Let's Have Fun! Let's Not Learn From The Soviets!

The Soviet economy, such as it ever was, resides now in the dustbin of history, sharing space with Hitler's dream of an Aryan world and Napoleon's plan for the defeat of Russia.

But someone forgot to drive the ash stake through its heart. The Soviet economic system lives on, thanks to "I go crazy, Hugo crazy" Chavez in his Socialist playground of Venezuela. (In the photo, Chavez is shown holding the food his Socialist reforms are bringing to his people.) From BBC:
Venezuela's President Hugo Chavez has threatened to nationalise stores that sell meat above a government-set price.

The government says supermarkets have been artificially boosting prices of basic foods by manipulating stockpiles. But critics blame regular food shortages on prices imposed four years ago, forcing shops to sell at a loss.

Many privately-owned supermarkets have suspended sales of beef, milk and sugar after one chain was temporarily closed for pricing meat above allowed levels.

The government has already seized goods that it says are being hoarded to drive up prices.
Since the early 1900s, the world has basically had two economic models: Free market and communist/socialist.
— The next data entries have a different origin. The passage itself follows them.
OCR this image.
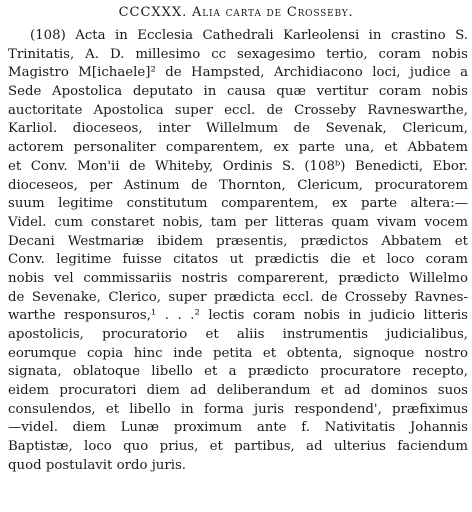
CCCXXX. Alia carta de Crosseby.
(108) Acta in Ecclesia Cathedrali Karleolensi in crastino S.
Trinitatis, A. D. millesimo cc sexagesimo tertio, coram nobis
Magistro M[ichaele]² de Hampsted, Archidiacono loci, judice a
Sede Apostolica deputato in causa quæ vertitur coram nobis
auctoritate Apostolica super eccl. de Crosseby Ravneswarthe,
Karliol. dioceseos, inter Willelmum de Sevenak, Clericum,
actorem personaliter comparentem, ex parte una, et Abbatem
et Conv. Mon'ii de Whiteby, Ordinis S. (108ᵇ) Benedicti, Ebor.
dioceseos, per Astinum de Thornton, Clericum, procuratorem
suum legitime constitutum comparentem, ex parte altera:—
Videl. cum constaret nobis, tam per litteras quam vivam vocem
Decani Westmariæ ibidem præsentis, prædictos Abbatem et
Conv. legitime fuisse citatos ut prædictis die et loco coram
nobis vel commissariis nostris comparerent, prædicto Willelmo
de Sevenake, Clerico, super prædicta eccl. de Crosseby Ravnes-
warthe responsuros,¹ . . .² lectis coram nobis in judicio litteris
apostolicis, procuratorio et aliis instrumentis judicialibus,
eorumque copia hinc inde petita et obtenta, signoque nostro
signata, oblatoque libello et a prædicto procuratore recepto,
eidem procuratori diem ad deliberandum et ad dominos suos
consulendos, et libello in forma juris respondend', præfiximus
—videl. diem Lunæ proximum ante f. Nativitatis Johannis
Baptistæ, loco quo prius, et partibus, ad ulterius faciendum
quod postulavit ordo juris.
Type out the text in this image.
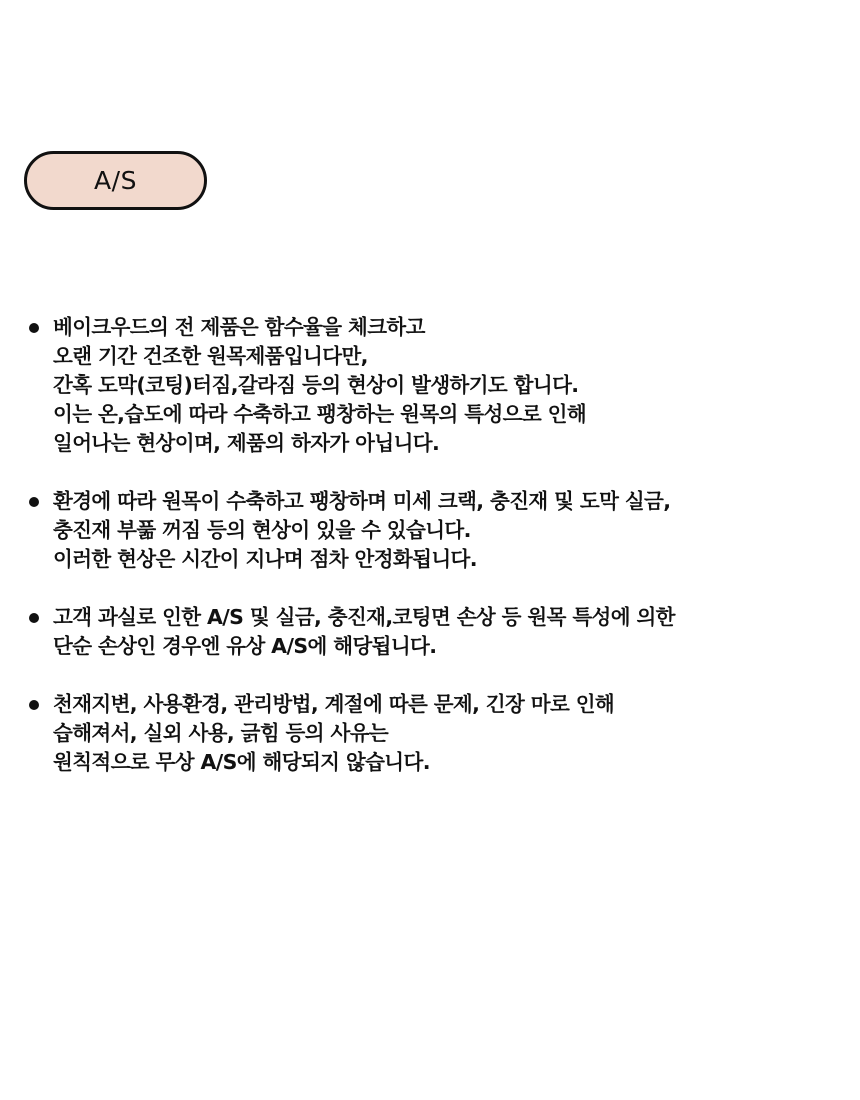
A/S
베이크우드의 전 제품은 함수율을 체크하고
오랜 기간 건조한 원목제품입니다만,
간혹 도막(코팅)터짐,갈라짐 등의 현상이 발생하기도 합니다.
이는 온,습도에 따라 수축하고 팽창하는 원목의 특성으로 인해
일어나는 현상이며, 제품의 하자가 아닙니다.
환경에 따라 원목이 수축하고 팽창하며 미세 크랙, 충진재 및 도막 실금,
충진재 부풂 꺼짐 등의 현상이 있을 수 있습니다.
이러한 현상은 시간이 지나며 점차 안정화됩니다.
고객 과실로 인한 A/S 및 실금, 충진재,코팅면 손상 등 원목 특성에 의한
단순 손상인 경우엔 유상 A/S에 해당됩니다.
천재지변, 사용환경, 관리방법, 계절에 따른 문제, 긴장 마로 인해
습해져서, 실외 사용, 긁힘 등의 사유는
원칙적으로 무상 A/S에 해당되지 않습니다.
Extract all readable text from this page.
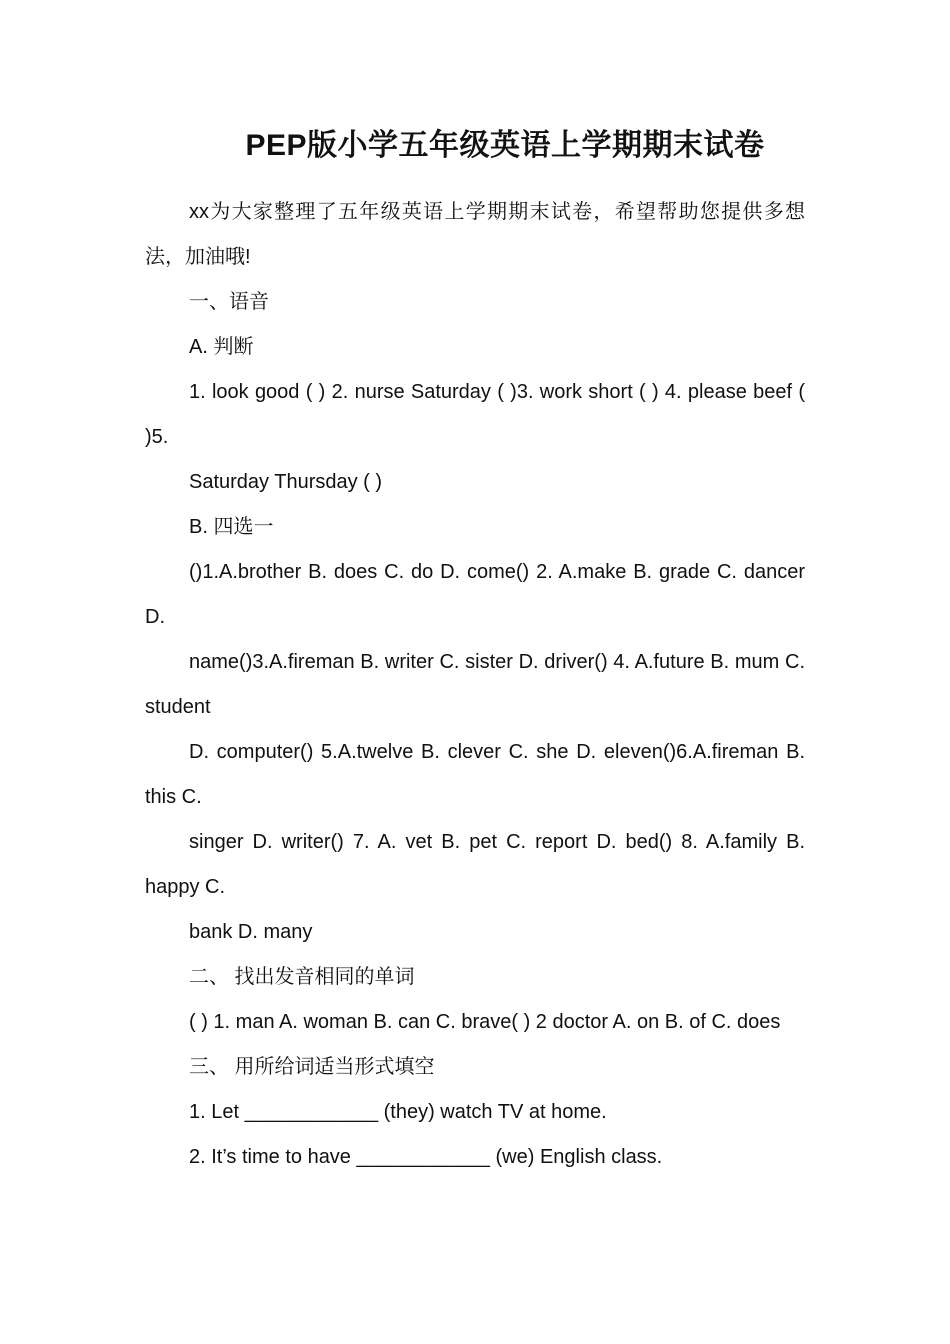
PEP版小学五年级英语上学期期末试卷

xx为大家整理了五年级英语上学期期末试卷，希望帮助您提供多想法，加油哦!

一、语音

A. 判断

1. look good ( ) 2. nurse Saturday ( )3. work short ( ) 4. please beef ( )5.

Saturday Thursday ( )

B. 四选一

()1.A.brother B. does C. do D. come() 2. A.make B. grade C. dancer D.

name()3.A.fireman B. writer C. sister D. driver() 4. A.future B. mum C. student

D. computer() 5.A.twelve B. clever C. she D. eleven()6.A.fireman B. this C.

singer D. writer() 7. A. vet B. pet C. report D. bed() 8. A.family B. happy C.

bank D. many

二、 找出发音相同的单词

( ) 1. man A. woman B. can C. brave( ) 2 doctor A. on B. of C. does

三、 用所给词适当形式填空

1. Let ____________ (they) watch TV at home.

2. It’s time to have ____________ (we) English class.
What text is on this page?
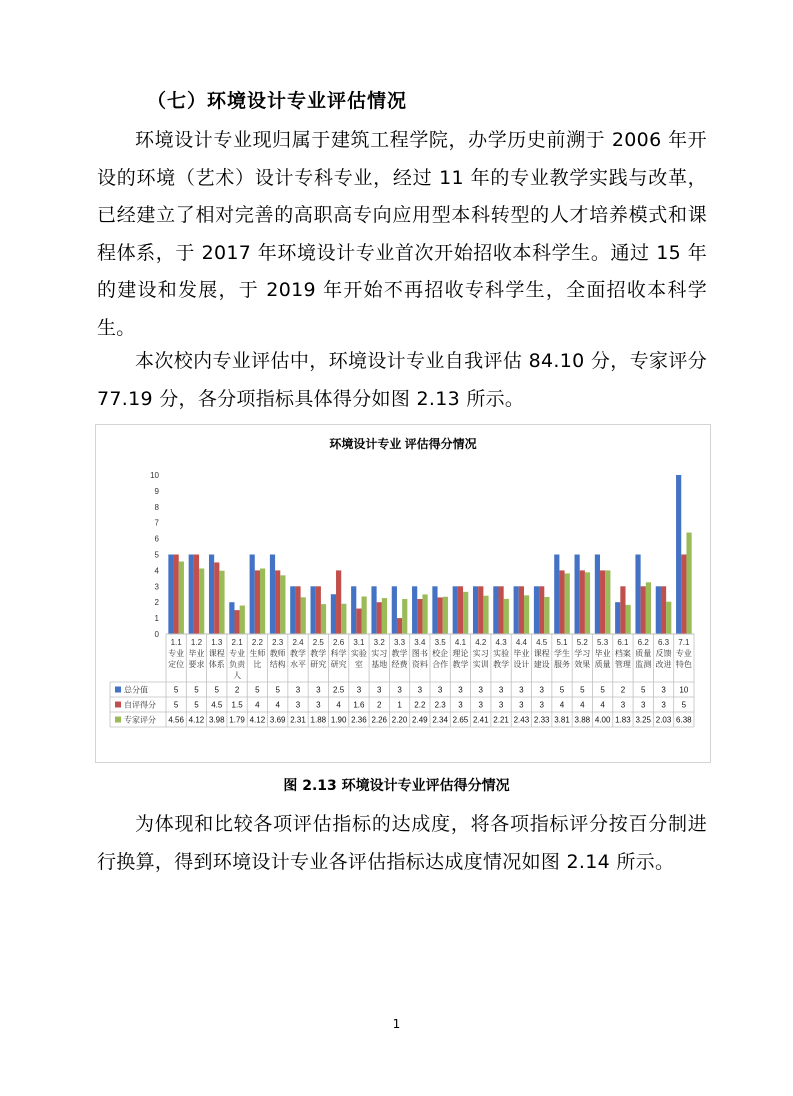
（七）环境设计专业评估情况

环境设计专业现归属于建筑工程学院，办学历史前溯于 2006 年开设的环境（艺术）设计专科专业，经过 11 年的专业教学实践与改革，已经建立了相对完善的高职高专向应用型本科转型的人才培养模式和课程体系，于 2017 年环境设计专业首次开始招收本科学生。通过 15 年的建设和发展，于 2019 年开始不再招收专科学生，全面招收本科学生。

本次校内专业评估中，环境设计专业自我评估 84.10 分，专家评分 77.19 分，各分项指标具体得分如图 2.13 所示。

环境设计专业 评估得分情况
0
1
2
3
4
5
6
7
8
9
10
1.1
专业
定位
1.2
毕业
要求
1.3
课程
体系
2.1
专业
负责
人
2.2
生师
比
2.3
教师
结构
2.4
教学
水平
2.5
教学
研究
2.6
科学
研究
3.1
实验
室
3.2
实习
基地
3.3
教学
经费
3.4
图书
资料
3.5
校企
合作
4.1
理论
教学
4.2
实习
实训
4.3
实验
教学
4.4
毕业
设计
4.5
课程
建设
5.1
学生
服务
5.2
学习
效果
5.3
毕业
质量
6.1
档案
管理
6.2
质量
监测
6.3
反馈
改进
7.1
专业
特色
总分值	5 5 5 2 5 5 3 3 2.5 3 3 3 3 3 3 3 3 3 3 5 5 5 2 5 3 10
自评得分 5 5 4.5 1.5 4 4 3 3 4 1.6 2 1 2.2 2.3 3 3 3 3 3 4 4 4 3 3 3 5
专家评分 4.56 4.12 3.98 1.79 4.12 3.69 2.31 1.88 1.90 2.36 2.26 2.20 2.49 2.34 2.65 2.41 2.21 2.43 2.33 3.81 3.88 4.00 1.83 3.25 2.03 6.38
图 2.13 环境设计专业评估得分情况

为体现和比较各项评估指标的达成度，将各项指标评分按百分制进行换算，得到环境设计专业各评估指标达成度情况如图 2.14 所示。

1
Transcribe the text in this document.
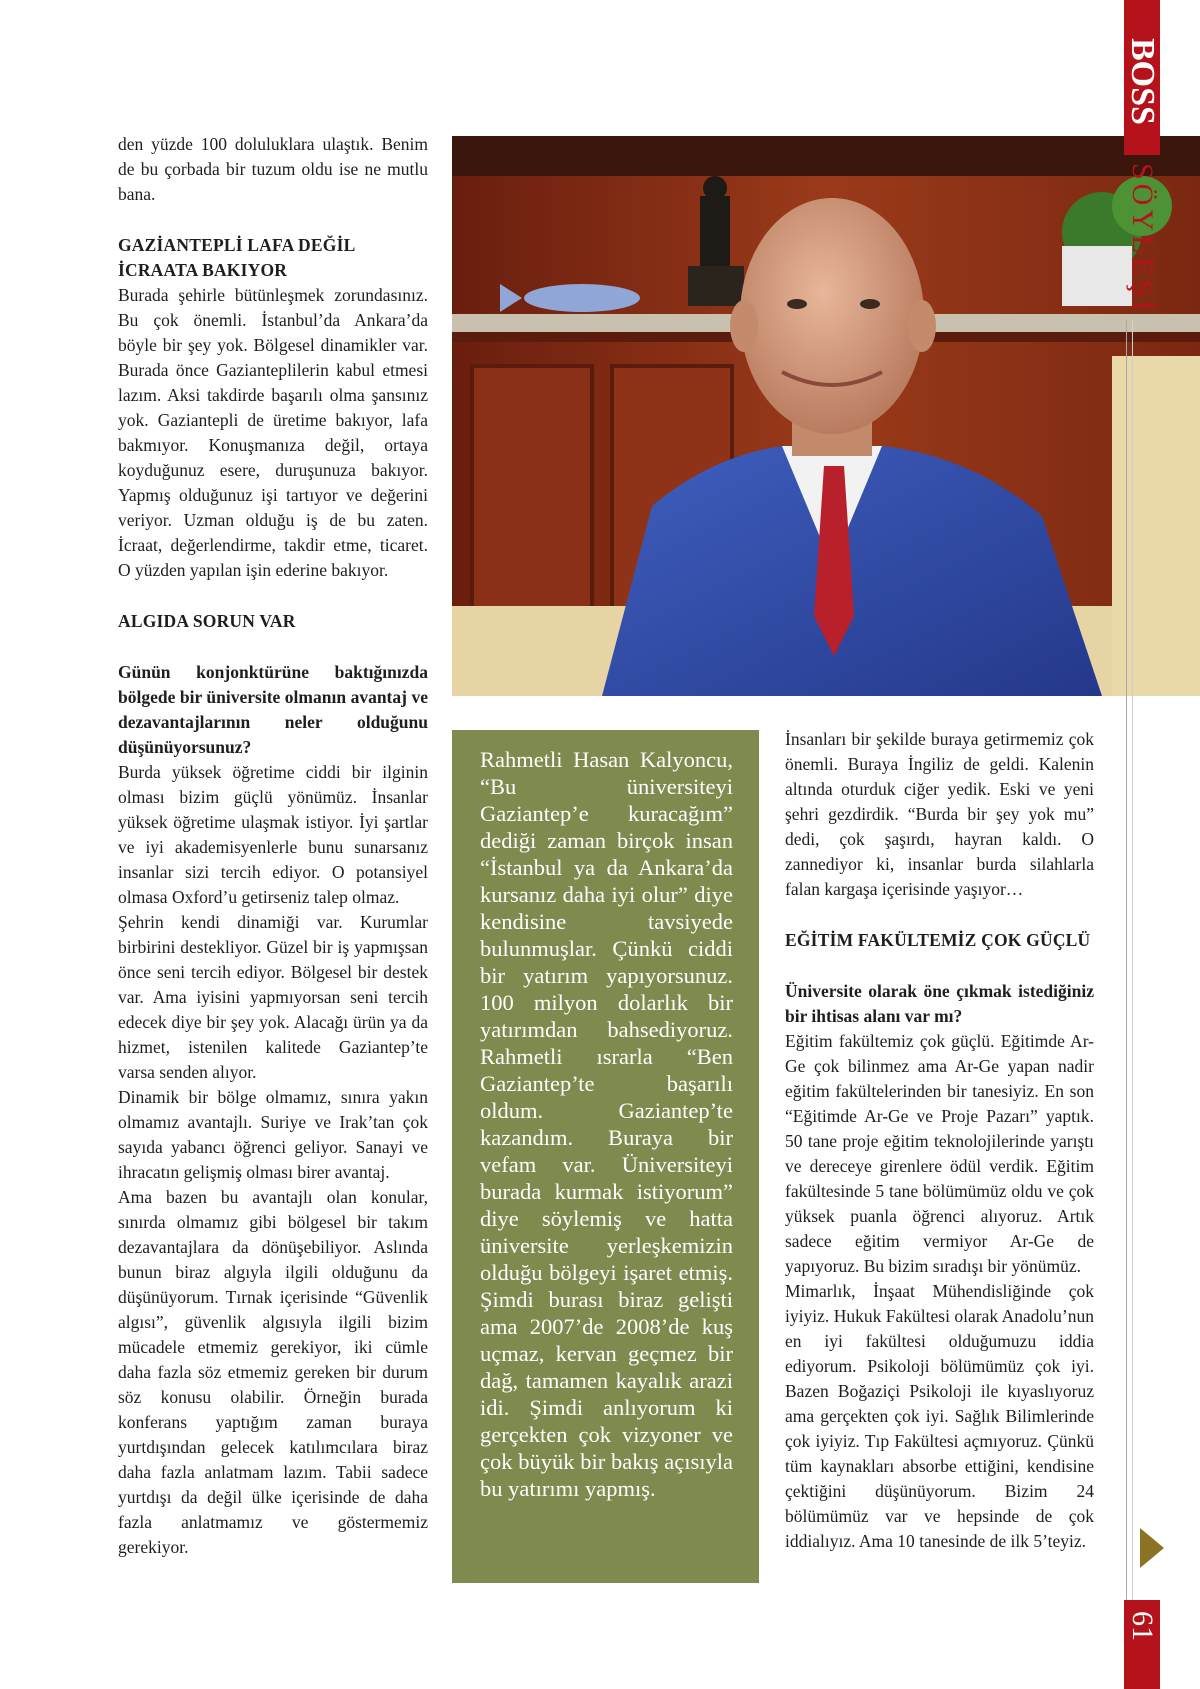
den yüzde 100 doluluklara ulaştık. Benim de bu çorbada bir tuzum oldu ise ne mutlu bana.

GAZİANTEPLİ LAFA DEĞİL İCRAATA BAKIYOR

Burada şehirle bütünleşmek zorundasınız. Bu çok önemli. İstanbul’da Ankara’da böyle bir şey yok. Bölgesel dinamikler var. Burada önce Gazianteplilerin kabul etmesi lazım. Aksi takdirde başarılı olma şansınız yok. Gaziantepli de üretime bakıyor, lafa bakmıyor. Konuşmanıza değil, ortaya koyduğunuz esere, duruşunuza bakıyor. Yapmış olduğunuz işi tartıyor ve değerini veriyor. Uzman olduğu iş de bu zaten. İcraat, değerlendirme, takdir etme, ticaret. O yüzden yapılan işin ederine bakıyor.

ALGIDA SORUN VAR

Günün konjonktürüne baktığınızda bölgede bir üniversite olmanın avantaj ve dezavantajlarının neler olduğunu düşünüyorsunuz?

Burda yüksek öğretime ciddi bir ilginin olması bizim güçlü yönümüz. İnsanlar yüksek öğretime ulaşmak istiyor. İyi şartlar ve iyi akademisyenlerle bunu sunarsanız insanlar sizi tercih ediyor. O potansiyel olmasa Oxford’u getirseniz talep olmaz.

Şehrin kendi dinamiği var. Kurumlar birbirini destekliyor. Güzel bir iş yapmışsan önce seni tercih ediyor. Bölgesel bir destek var. Ama iyisini yapmıyorsan seni tercih edecek diye bir şey yok. Alacağı ürün ya da hizmet, istenilen kalitede Gaziantep’te varsa senden alıyor.

Dinamik bir bölge olmamız, sınıra yakın olmamız avantajlı. Suriye ve Irak’tan çok sayıda yabancı öğrenci geliyor. Sanayi ve ihracatın gelişmiş olması birer avantaj.

Ama bazen bu avantajlı olan konular, sınırda olmamız gibi bölgesel bir takım dezavantajlara da dönüşebiliyor. Aslında bunun biraz algıyla ilgili olduğunu da düşünüyorum. Tırnak içerisinde “Güvenlik algısı”, güvenlik algısıyla ilgili bizim mücadele etmemiz gerekiyor, iki cümle daha fazla söz etmemiz gereken bir durum söz konusu olabilir. Örneğin burada konferans yaptığım zaman buraya yurtdışından gelecek katılımcılara biraz daha fazla anlatmam lazım. Tabii sadece yurtdışı da değil ülke içerisinde de daha fazla anlatmamız ve göstermemiz gerekiyor.

Rahmetli Hasan Kalyoncu, “Bu üniversiteyi Gaziantep’e kuracağım” dediği zaman birçok insan “İstanbul ya da Ankara’da kursanız daha iyi olur” diye kendisine tavsiyede bulunmuşlar. Çünkü ciddi bir yatırım yapıyorsunuz. 100 milyon dolarlık bir yatırımdan bahsediyoruz. Rahmetli ısrarla “Ben Gaziantep’te başarılı oldum. Gaziantep’te kazandım. Buraya bir vefam var. Üniversiteyi burada kurmak istiyorum” diye söylemiş ve hatta üniversite yerleşkemizin olduğu bölgeyi işaret etmiş. Şimdi burası biraz gelişti ama 2007’de 2008’de kuş uçmaz, kervan geçmez bir dağ, tamamen kayalık arazi idi. Şimdi anlıyorum ki gerçekten çok vizyoner ve çok büyük bir bakış açısıyla bu yatırımı yapmış.

İnsanları bir şekilde buraya getirmemiz çok önemli. Buraya İngiliz de geldi. Kalenin altında oturduk ciğer yedik. Eski ve yeni şehri gezdirdik. “Burda bir şey yok mu” dedi, çok şaşırdı, hayran kaldı. O zannediyor ki, insanlar burda silahlarla falan kargaşa içerisinde yaşıyor…

EĞİTİM FAKÜLTEMİZ ÇOK GÜÇLÜ

Üniversite olarak öne çıkmak istediğiniz bir ihtisas alanı var mı?

Eğitim fakültemiz çok güçlü. Eğitimde Ar-Ge çok bilinmez ama Ar-Ge yapan nadir eğitim fakültelerinden bir tanesiyiz. En son “Eğitimde Ar-Ge ve Proje Pazarı” yaptık. 50 tane proje eğitim teknolojilerinde yarıştı ve dereceye girenlere ödül verdik. Eğitim fakültesinde 5 tane bölümümüz oldu ve çok yüksek puanla öğrenci alıyoruz. Artık sadece eğitim vermiyor Ar-Ge de yapıyoruz. Bu bizim sıradışı bir yönümüz.

Mimarlık, İnşaat Mühendisliğinde çok iyiyiz. Hukuk Fakültesi olarak Anadolu’nun en iyi fakültesi olduğumuzu iddia ediyorum. Psikoloji bölümümüz çok iyi. Bazen Boğaziçi Psikoloji ile kıyaslıyoruz ama gerçekten çok iyi. Sağlık Bilimlerinde çok iyiyiz. Tıp Fakültesi açmıyoruz. Çünkü tüm kaynakları absorbe ettiğini, kendisine çektiğini düşünüyorum. Bizim 24 bölümümüz var ve hepsinde de çok iddialıyız. Ama 10 tanesinde de ilk 5’teyiz.

BOSS
SÖYLEŞİ
61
Measured by prosperity, freedom, satisfaction of the people, or any other measure than "wealth of the tyrant," the free market capitalist societies won. Yet Chavez and the leaders of a handful of other nations continue to force failed socialism on their people.

And when their "reforms" fail, instead of blaming socialism, they blame corruption by the businesses they are brutalizing. Lenin would be proud. Stalin would beam.